Default rates have fallen to near historic lows, and with unemployment decreasing and relatively stable – if low – growth, lenders have lowered interest rates and made more capital easily available.
However, the economic situation is still uncertain; as such, the BoE’s biggest focus is whether or not consumers will be able to continue repaying their debts. They've therefore instructed banks to set aside an extra £11.4bn in reserves and brought forward annual stress tests to ensure they can cope if there are problems.
It’s not just economic instability that’s causing concern, however. A recent survey by Consumer Intelligence found that one in six adults say they rely on their credit card to get through the month. This suggests that consumer finances aren’t as rosy as the wider stats suggest.

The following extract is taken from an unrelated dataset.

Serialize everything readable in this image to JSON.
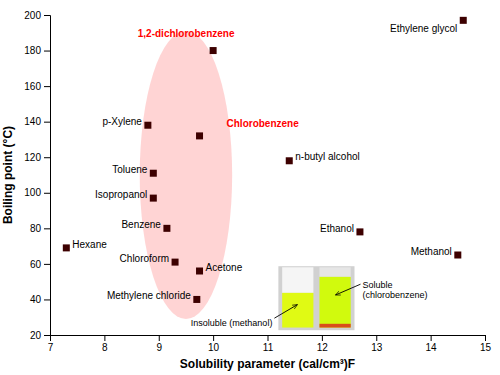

Overall, 10% of people said that they’re worried about the level of debt they’re in. The figure is backed up by data from the charity Money Advice Trust, which has seen an 8% increase in calls to its hotline this year.
It's not just those on low incomes who are facing this issue. Almost 25% of people with a household income of £50,000 or over are failing to clear their credit card obligations each month.
As the BoE looks at means to protect financial institutions from any new developments, it may also be wise to consider ways to help those who are reliant on credit to pay their bills. By ensuring debtors can afford to pay back what they've borrowed, and avoid a spiralling situation, the risk of defaults could be significantly reduced.
Those with growing debts, meanwhile, should ensure that repayments are prioritised so that repossessions, fines and court summons can be avoided. And if this become problematic, speak to the lender or enforcement officer immediately to discuss a reasonable solution.